Chasse aux Albinos en Afrique : entre superstitions et violence

En Afrique du Sud une femme s’est faite violer plusieurs fois parce qu’elle est albinos.Regina Mary Nlodvu, une Sud-Africaine de 34 ans née avec l’albinisme, a été victime de viols multiples en raison de sa condition. Cette tragique histoire met en lumière les défis auxquels sont confrontées les personnes albinos dans certaines communautés. L’albinisme est souvent mal compris et stigmatisé, ce qui peut entraîner des violences et des discriminations à l’encontre de ceux qui en sont atteints.

L’Afrique, berceau de diverses cultures et traditions, est aussi le théâtre d’une tragédie silencieuse : la persécution des personnes atteintes d’albinisme. Dans de nombreux pays subsahariens, ces individus sont victimes de discriminations, d’attaques brutales et de superstitions ancestrales. Plongeons dans ce sombre chapitre de l’histoire africaine.

L’albinisme, une condition génétique caractérisée par l’absence de pigments dans la peau, les cheveux et les yeux, suscite des croyances profondément ancrées. Certains pensent que les albinos sont immortels, dotés de pouvoirs surnaturels ou maudits. Ces mythes ont des conséquences tragiques.

En Tanzanie, naître albinos peut être synonyme de condamnation à mort. Depuis 2006, 71 personnes albinos ont été tuées, et 29 autres ont été attaquées.

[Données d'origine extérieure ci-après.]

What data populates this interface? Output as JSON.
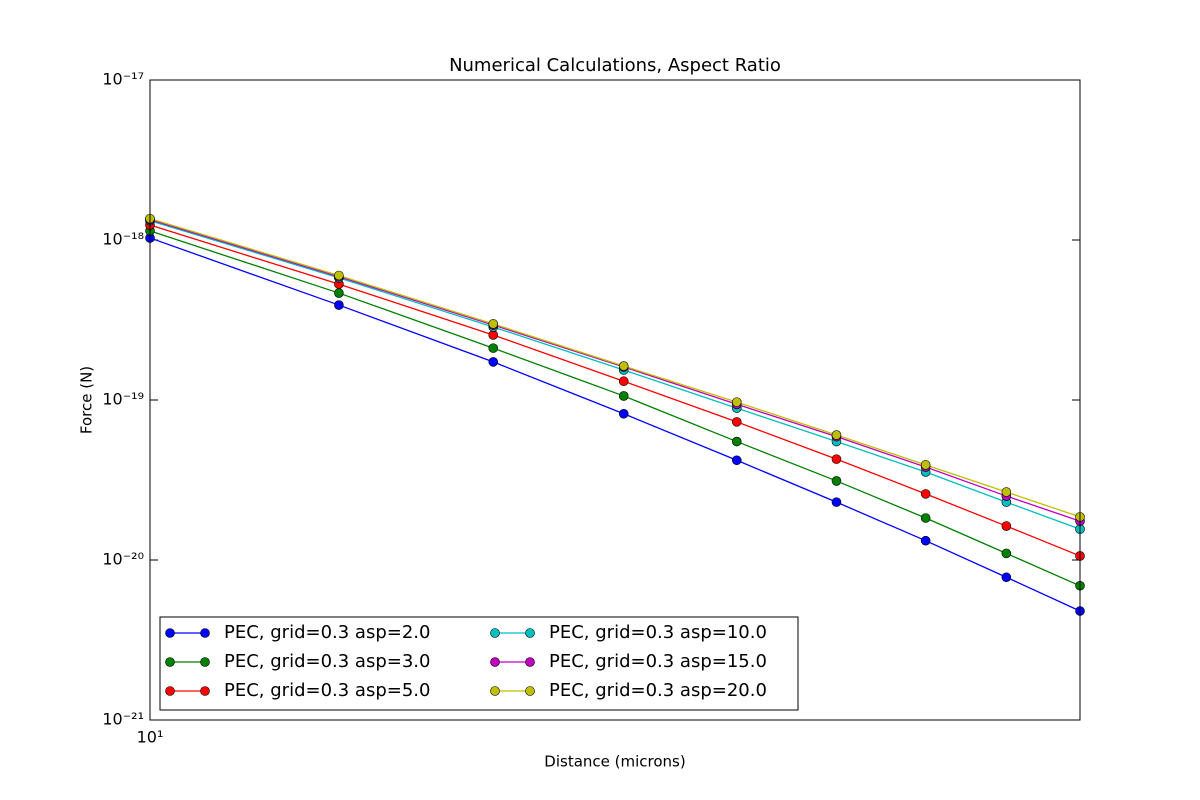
{
  "chart_data": {
    "type": "line",
    "title": "Numerical Calculations, Aspect Ratio",
    "xlabel": "Distance (microns)",
    "ylabel": "Force (N)",
    "xscale": "log",
    "yscale": "log",
    "x": [
      10,
      12.5,
      15,
      17.5,
      20,
      22.5,
      25,
      27.5,
      30
    ],
    "xlim": [
      10,
      30
    ],
    "xticks": [
      {
        "value": 10,
        "label": "10¹"
      }
    ],
    "ylim": [
      1e-21,
      1e-17
    ],
    "yticks": [
      {
        "value": 1e-21,
        "label": "10⁻²¹"
      },
      {
        "value": 1e-20,
        "label": "10⁻²⁰"
      },
      {
        "value": 1e-19,
        "label": "10⁻¹⁹"
      },
      {
        "value": 1e-18,
        "label": "10⁻¹⁸"
      },
      {
        "value": 1e-17,
        "label": "10⁻¹⁷"
      }
    ],
    "legend": "lower left",
    "series": [
      {
        "name": "PEC, grid=0.3 asp=2.0",
        "color": "#0000ff",
        "values": [
          1.03e-18,
          3.92e-19,
          1.73e-19,
          8.2e-20,
          4.2e-20,
          2.3e-20,
          1.32e-20,
          7.8e-21,
          4.8e-21
        ]
      },
      {
        "name": "PEC, grid=0.3 asp=3.0",
        "color": "#008000",
        "values": [
          1.14e-18,
          4.66e-19,
          2.11e-19,
          1.06e-19,
          5.5e-20,
          3.12e-20,
          1.83e-20,
          1.1e-20,
          6.9e-21
        ]
      },
      {
        "name": "PEC, grid=0.3 asp=5.0",
        "color": "#ff0000",
        "values": [
          1.24e-18,
          5.3e-19,
          2.55e-19,
          1.31e-19,
          7.3e-20,
          4.27e-20,
          2.59e-20,
          1.63e-20,
          1.06e-20
        ]
      },
      {
        "name": "PEC, grid=0.3 asp=10.0",
        "color": "#00bfbf",
        "values": [
          1.32e-18,
          5.8e-19,
          2.86e-19,
          1.54e-19,
          8.9e-20,
          5.5e-20,
          3.55e-20,
          2.3e-20,
          1.56e-20
        ]
      },
      {
        "name": "PEC, grid=0.3 asp=15.0",
        "color": "#bf00bf",
        "values": [
          1.34e-18,
          5.9e-19,
          2.94e-19,
          1.61e-19,
          9.4e-20,
          5.9e-20,
          3.81e-20,
          2.51e-20,
          1.75e-20
        ]
      },
      {
        "name": "PEC, grid=0.3 asp=20.0",
        "color": "#bfbf00",
        "values": [
          1.36e-18,
          6e-19,
          2.99e-19,
          1.63e-19,
          9.7e-20,
          6.04e-20,
          3.93e-20,
          2.66e-20,
          1.86e-20
        ]
      }
    ]
  }
}
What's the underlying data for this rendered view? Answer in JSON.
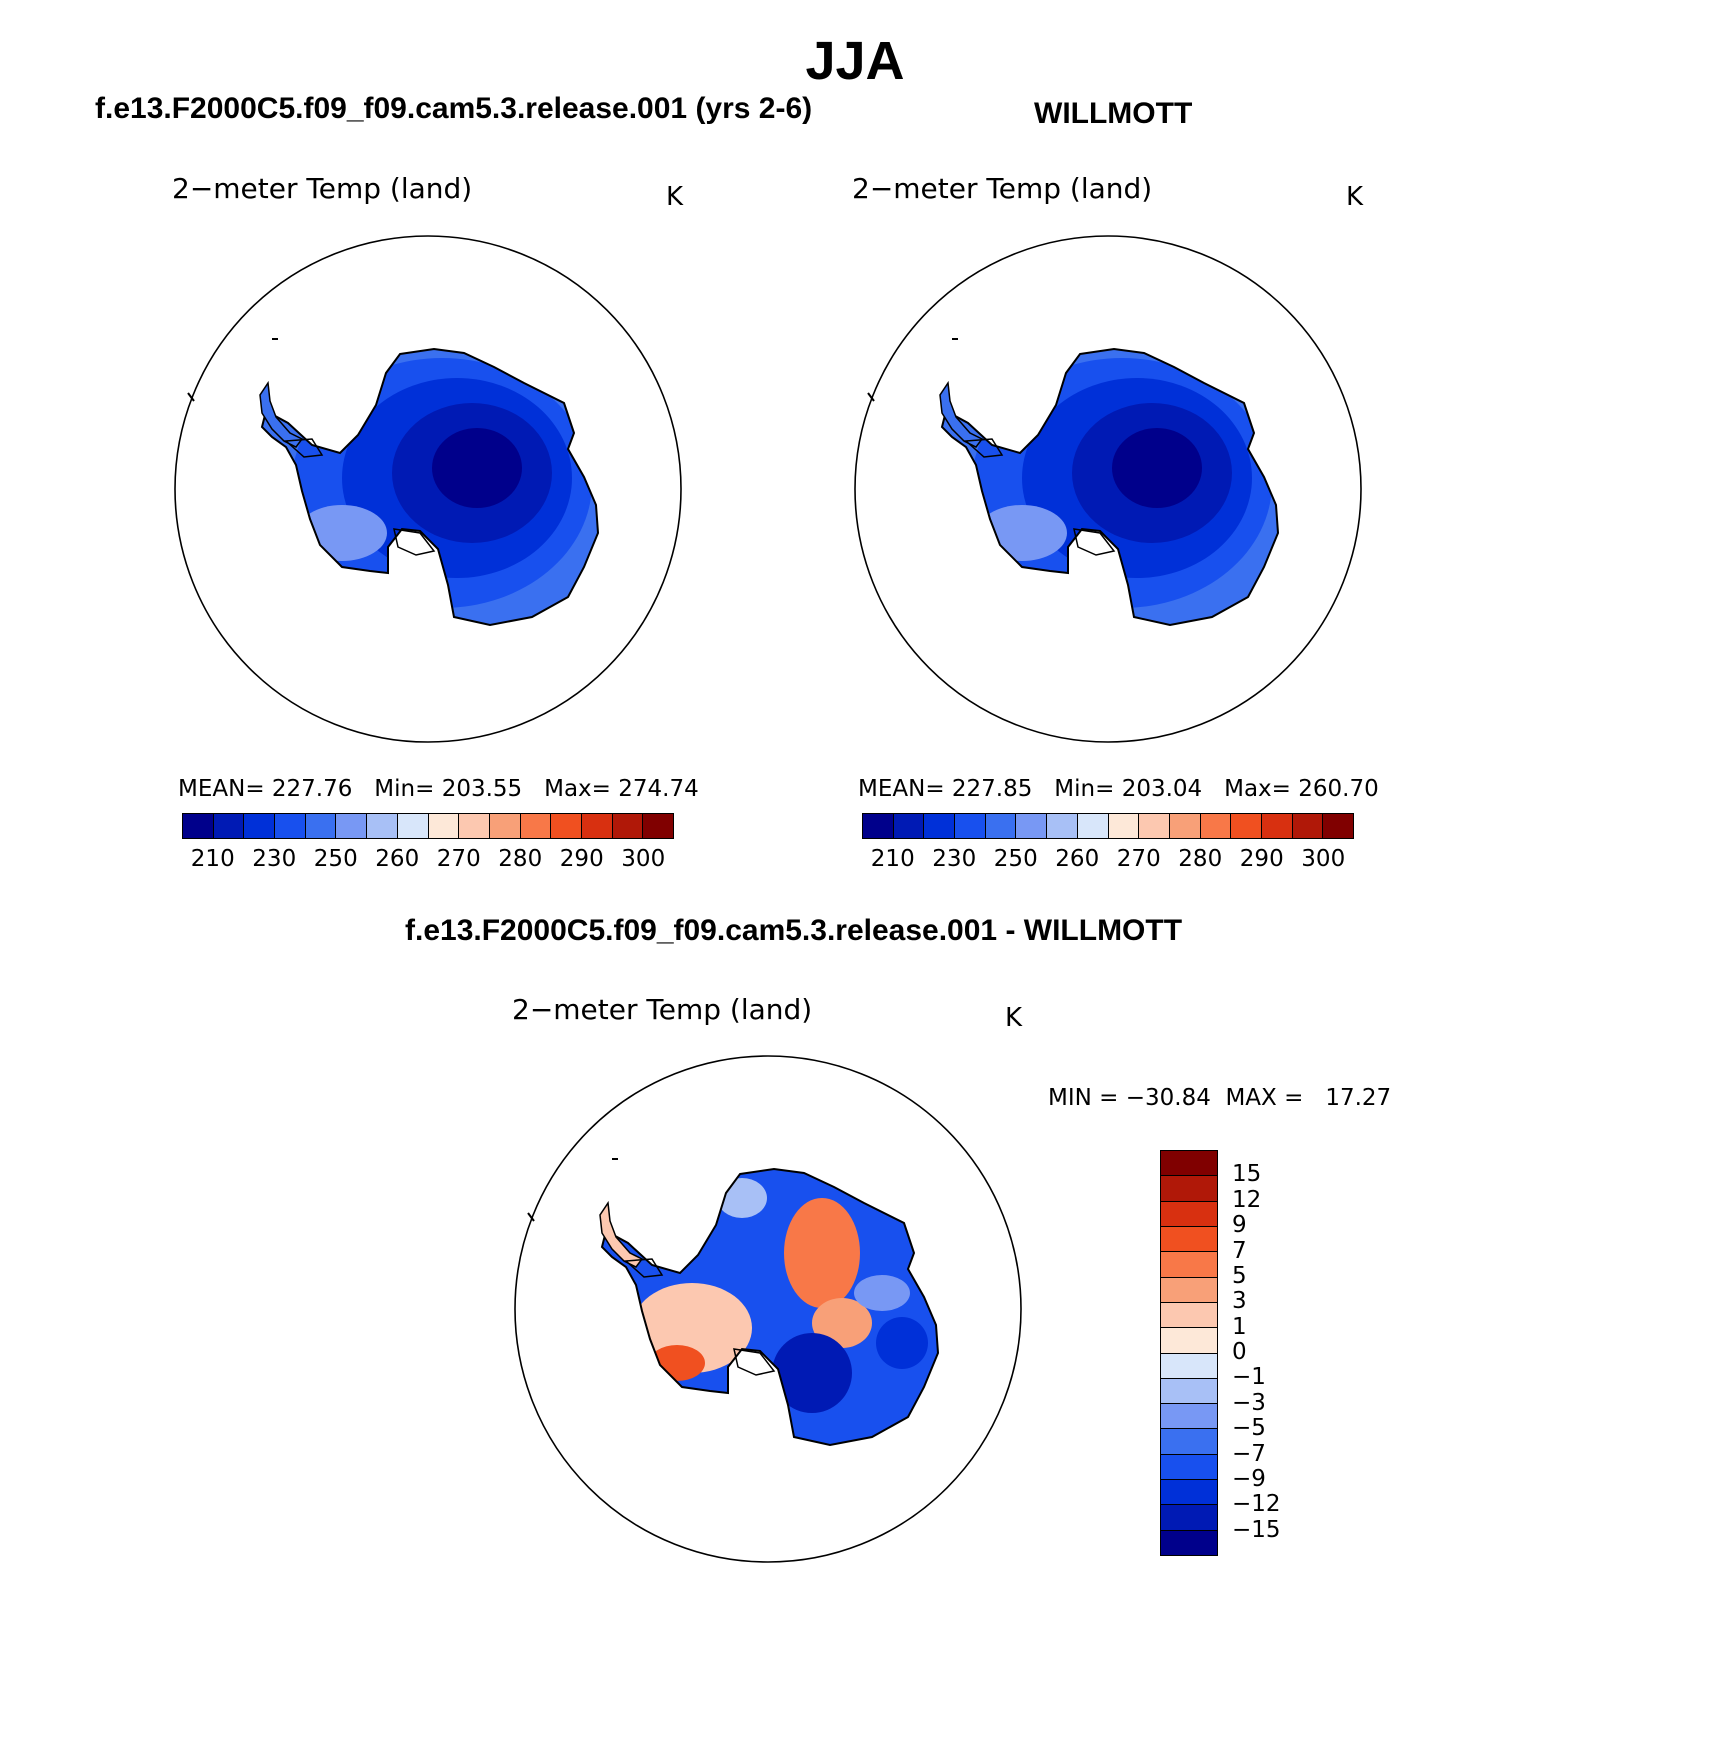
{
  "figure": {
    "title": "JJA",
    "case_title": "f.e13.F2000C5.f09_f09.cam5.3.release.001 (yrs 2-6)",
    "obs_title": "WILLMOTT",
    "diff_title": "f.e13.F2000C5.f09_f09.cam5.3.release.001 - WILLMOTT"
  },
  "panels": {
    "model": {
      "variable": "2−meter Temp (land)",
      "units": "K",
      "stats": "MEAN= 227.76   Min= 203.55   Max= 274.74",
      "fill": "cold"
    },
    "obs": {
      "variable": "2−meter Temp (land)",
      "units": "K",
      "stats": "MEAN= 227.85   Min= 203.04   Max= 260.70",
      "fill": "cold"
    },
    "diff": {
      "variable": "2−meter Temp (land)",
      "units": "K",
      "stats": "MIN = −30.84  MAX =   17.27",
      "fill": "mixed"
    }
  },
  "colorbar_abs": {
    "colors": [
      "#00008b",
      "#001ab4",
      "#0030d8",
      "#1850ee",
      "#3a70f0",
      "#7898f4",
      "#a8c0f6",
      "#d8e6fa",
      "#fde8d8",
      "#fcc8b0",
      "#f8a078",
      "#f87848",
      "#f05020",
      "#d83010",
      "#b01808",
      "#800000"
    ],
    "ticks": [
      "210",
      "230",
      "250",
      "260",
      "270",
      "280",
      "290",
      "300"
    ]
  },
  "colorbar_diff": {
    "colors": [
      "#800000",
      "#b01808",
      "#d83010",
      "#f05020",
      "#f87848",
      "#f8a078",
      "#fcc8b0",
      "#fde8d8",
      "#d8e6fa",
      "#a8c0f6",
      "#7898f4",
      "#3a70f0",
      "#1850ee",
      "#0030d8",
      "#001ab4",
      "#00008b"
    ],
    "ticks": [
      "15",
      "12",
      "9",
      "7",
      "5",
      "3",
      "1",
      "0",
      "−1",
      "−3",
      "−5",
      "−7",
      "−9",
      "−12",
      "−15"
    ]
  }
}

Les raisons ? Les restes de leur corps entrent dans la composition de remèdes magiques vendus par des sorciers à des prix exorbitants. Les cheveux, les os, les organes génitaux ou les pouces d’albinos sont réputés gonfler un filet de pêche, révéler la présence d’or dans un terrain ou faire gagner des voix à un politicien.

Ces pratiques macabres ont des racines anciennes, remontant au début du XXe siècle, lorsque les petits agriculteurs ont cherché des opportunités lucratives, mais risquées, dans la pêche et l’extraction de l’or.Pour beaucoup de Tanzaniens, les albinos sont des fantômes qui ne peuvent mourir. Leur vulnérabilité les expose à des mutilations et des massacres, parfois même de la part de leur propre famille. Le remède à base de parties corporelles d’albinos peut coûter jusqu’à 100 000 shillings tanzaniens (environ 40 euros), dans un pays où le salaire moyen annuel est d’environ 2 500 euros. Un bras d’albinos peut rapporter jusqu’à 4 000 euros à un sorcier.Malgré les horreurs perpétrées contre les albinos, peu de coupables sont condamnés.

Seules 21 personnes ont été condamnées pour le meurtre d’albinos depuis 2007, dans à peine six affaires. Le manque de coopération des familles et la peur des riches clients des waganga (sorciers) contribuent à cette impunité.La lutte contre la persécution des albinos en Afrique est un combat collectif. Sensibiliser, éduquer et protéger ces individus vulnérables est essentiel. il est primordial de briser les chaînes de la superstition et de la violence, offrant ainsi un avenir plus juste et éclairé à tous les albinos du continent.